Ahmed Iftikhar, Brahmacharimayum Anushree, Ali Raja Hashim, Khan Talha Ali, Ahmad Muhammad Ovais
Department of Software Engineering, University of Europe for Applied Sciences, Germany, Potsdam, Germany.
Department of Mathematics and Computer Science, Karlstad University, Universitetsgatan 2, Karlstad, 65188, Sweden, 46 76-113 22 49.
JMIR Ment Health. 2025 Sep 11;12:e72038. doi: 10.2196/72038.

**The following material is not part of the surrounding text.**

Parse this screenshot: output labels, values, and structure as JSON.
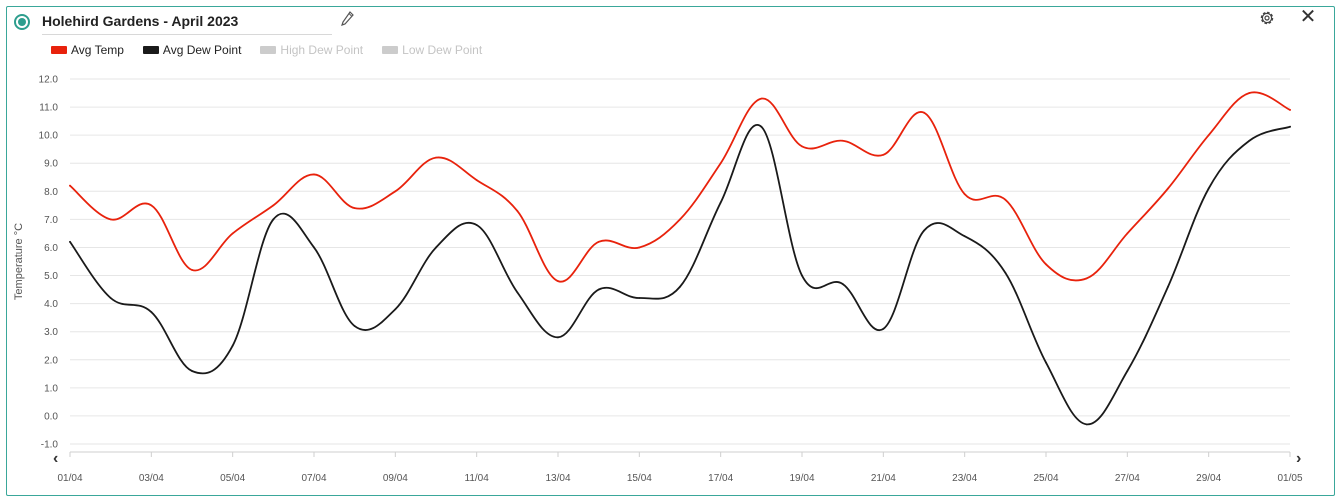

Depression is one of the most prevalent mental health disorders globally, affecting approximately 280 million people and frequently going undiagnosed or misdiagnosed. The growing ubiquity of wearable devices enables continuous monitoring of activity levels, providing a new avenue for data-driven detection and severity assessment of depression. However, existing machine learning models often exhibit lower performance when distinguishing overlapping subtypes of depression and frequently lack explainability, an essential component for clinical acceptance.
This study aimed to develop and evaluate an interpretable machine learning framework for detecting depression and classifying its severity using wearable-actigraphy data, while addressing common challenges such as imbalanced datasets and limited model transparency.
We used the Depresjon dataset and applied Adaptive Synthetic Sampling (ADASYN) to mitigate class imbalance. We extracted multiple statistical features (eg, power spectral density mean and autocorrelation) and demographic attributes (eg, age) from the raw activity data. Five machine learning algorithms (logistic regression, support vector machines, random forest, XGBoost, and neural networks) were assessed via accuracy, precision, recall, F1-score, specificity, and Matthew correlation constant. We further used Shapley Additive Explanations (SHAP) and Local Interpretable Model-agnostic Explanations (LIME) to elucidate prediction drivers.
XGBoost achieved the highest overall accuracy of 84.94% for binary classification and 85.91% for multiclass severity. SHAP and LIME revealed power spectral density mean, age, and autocorrelation as top predictors, highlighting circadian disruptions' role in depression.
Our interpretable framework reliably identifies depressed versus nondepressed individuals and differentiates mild from moderate depression. The inclusion of SHAP and LIME provides transparent, clinically meaningful insights, emphasizing the potential of explainable artificial intelligence to enhance early detection and intervention strategies in mental health care.
抑郁症是全球最普遍的心理健康障碍之一,影响着约2.8亿人,且常常未被诊断或误诊。可穿戴设备的日益普及使得能够持续监测活动水平,为基于数据驱动的抑郁症检测和严重程度评估提供了一条新途径。然而,现有的机器学习模型在区分抑郁症的重叠亚型时往往表现出较低的性能,并且常常缺乏可解释性,而可解释性是临床接受的一个重要组成部分。
本研究旨在开发并评估一个可解释的机器学习框架,用于使用可穿戴活动记录仪数据检测抑郁症并对其严重程度进行分类,同时解决诸如数据集不平衡和模型透明度有限等常见挑战。
我们使用了Depresjon数据集,并应用自适应合成采样(ADASYN)来缓解类别不平衡问题。我们从原始活动数据中提取了多个统计特征(例如,功率谱密度均值和自相关)以及人口统计学属性(例如,年龄)。通过准确率、精确率、召回率、F1分数、特异性和马修斯相关系数对五种机器学习算法(逻辑回归、支持向量机、随机森林、XGBoost和神经网络)进行了评估。我们还进一步使用了夏普利值加法解释(SHAP)和局部可解释模型无关解释(LIME)来阐明预测驱动因素。
对于二分类,XGBoost实现了最高的总体准确率84.94%,对于多类别严重程度分类则为85.91%。SHAP和LIME揭示了功率谱密度均值、年龄和自相关是主要预测因素,突出了昼夜节律紊乱在抑郁症中的作用。
我们的可解释框架能够可靠地识别抑郁与非抑郁个体,并区分轻度与中度抑郁症。纳入SHAP和LIME提供了透明的、具有临床意义的见解,强调了可解释人工智能在加强精神卫生保健中的早期检测和干预策略方面的潜力。